Daka tippte ungeduldig mit den Fingern auf den Teppich. „Habe ich auch einen Spreizfuß?“
Ali Bin Schick schüttelte den Kopf. „Dafür hast du Dreck zwischen den Zehen.“
Daka verkrampfte die Zehen sofort. Ihre Heimaterde gab sie nicht her. Da musste Ali Bin Schick eben um die Krümel herum lesen.
Ali Bin Schick musterte Daka eindringlich. „Besser Dreck zwischen den Zehen als Fußpilz, was?“, sagte er dann und lächelte. Er spreizte die Finger und beschrieb eine Wellenlinie um Dakas Füße. „Dein Leben scheint voller Abenteuer zu sein. Und du scheust sie nicht, im Gegenteil, du suchst sie. Dich dürstet geradezu nach Erlebnissen mit Nervenkitzel, nicht wahr?“
Daka wiegte den Kopf.
Silvania nickte.
Ali Bin Schick richtete den Blick wieder auf Dakas Fußsohlen und seufzte. „Auch für dich sieht die allernächste Zukunft nicht gerade rosig aus. Deine Lebenslinie hier bekommt einen seltsamen Knick. Und die Gesundheitskreise auf den Zehen werden immer kleiner. Ein ganz schlechtes Zeichen“, meinte Ali Bin Schick, der in der Luft mit dem Finger die Linien und Kreise auf Dakas Fußsohle nachahmte.

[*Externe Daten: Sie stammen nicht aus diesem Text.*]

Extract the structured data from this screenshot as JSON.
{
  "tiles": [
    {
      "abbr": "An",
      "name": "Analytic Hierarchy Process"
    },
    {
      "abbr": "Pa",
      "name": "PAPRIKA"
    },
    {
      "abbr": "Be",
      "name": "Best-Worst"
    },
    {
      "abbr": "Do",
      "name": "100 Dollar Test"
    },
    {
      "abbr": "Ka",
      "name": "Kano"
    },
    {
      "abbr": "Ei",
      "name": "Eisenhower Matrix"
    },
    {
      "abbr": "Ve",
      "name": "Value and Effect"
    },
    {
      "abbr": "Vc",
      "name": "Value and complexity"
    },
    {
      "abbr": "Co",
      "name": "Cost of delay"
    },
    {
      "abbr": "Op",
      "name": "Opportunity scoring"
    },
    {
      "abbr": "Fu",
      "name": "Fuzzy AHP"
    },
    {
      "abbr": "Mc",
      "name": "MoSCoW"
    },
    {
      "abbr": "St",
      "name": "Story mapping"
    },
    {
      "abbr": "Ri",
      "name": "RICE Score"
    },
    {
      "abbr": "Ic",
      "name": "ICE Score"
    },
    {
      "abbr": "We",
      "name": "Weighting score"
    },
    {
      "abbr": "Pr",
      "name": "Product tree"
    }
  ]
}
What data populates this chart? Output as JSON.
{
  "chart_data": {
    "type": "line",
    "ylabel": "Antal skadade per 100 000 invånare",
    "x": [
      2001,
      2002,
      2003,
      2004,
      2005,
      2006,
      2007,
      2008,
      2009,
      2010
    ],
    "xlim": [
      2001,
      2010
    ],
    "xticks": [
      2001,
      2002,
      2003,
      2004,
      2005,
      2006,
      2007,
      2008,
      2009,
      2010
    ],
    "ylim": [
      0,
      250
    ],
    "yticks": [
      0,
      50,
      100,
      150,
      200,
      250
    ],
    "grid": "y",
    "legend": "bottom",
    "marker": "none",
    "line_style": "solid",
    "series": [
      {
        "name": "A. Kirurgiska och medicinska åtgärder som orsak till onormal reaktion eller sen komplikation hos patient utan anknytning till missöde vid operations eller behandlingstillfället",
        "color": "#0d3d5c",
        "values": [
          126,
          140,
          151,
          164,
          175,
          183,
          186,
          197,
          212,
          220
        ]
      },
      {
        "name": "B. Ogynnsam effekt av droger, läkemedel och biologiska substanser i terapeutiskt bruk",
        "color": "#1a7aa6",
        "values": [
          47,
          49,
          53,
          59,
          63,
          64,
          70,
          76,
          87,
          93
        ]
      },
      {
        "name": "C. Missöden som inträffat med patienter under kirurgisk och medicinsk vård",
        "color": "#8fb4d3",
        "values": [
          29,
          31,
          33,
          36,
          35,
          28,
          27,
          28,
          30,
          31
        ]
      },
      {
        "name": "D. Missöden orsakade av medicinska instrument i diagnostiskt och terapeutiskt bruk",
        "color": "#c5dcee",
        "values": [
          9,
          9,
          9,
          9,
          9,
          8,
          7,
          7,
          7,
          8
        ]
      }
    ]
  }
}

„Erwarten mich auch schlaflose Nächte?“, fragte Daka.
Ali Bin Schick schüttelte den Kopf. „Ganz und gar nicht. Auf dich kommen Turbulenzen, gefährliche Situationen und …“, der Wahrsager verzog das Gesicht, „… beißende Schmerzen zu.“
Daka starrte den Wahrsager mit offenem Mund an. Beißende Schmerzen. Schmerzen?!? Ein Halbvampir kennt keinen Schmerz. „Und wo kommen die her, die Schmerzen?“
Ali Bin Schick nahm Dakas Fuß in die Hand und betrachtete ihn genau. „Du fügst sie dir selbst zu.“
Daka sah den Wahrsager ungläubig an. Und dafür hatte sie nun drei Euro fünfzig bezahlt.
Silvania legte Daka den Arm um die Schulter und flüsterte: „Nimm es nicht so ernst.“ Dann sagte sie laut zum Wahrsager: „Können Sie denn nicht irgendetwas Positives sagen?“
Ali Bin Schick hüstelte. „Das würde ich gerne, glaubt mir. Aber ich kann ja nur das sagen, was ich sehe. Etwas Positives bekommt man bei der Maniküre gesagt, bei mir bekommt man die Wahrheit. Die ist nicht immer positiv. Tut mir leid.“
Daka sah Ali Bin Schick fassungslos an. Das war alles, was er ihr prophezeite? Turbulenzen, gefährliche Situationen und beißende Schmerzen? Das klang nach einem Flugzeugabsturz. Einer Naturkatastrophe. Einem Zahnarztbesuch. Auf jeden Fall klang es gar nicht gut.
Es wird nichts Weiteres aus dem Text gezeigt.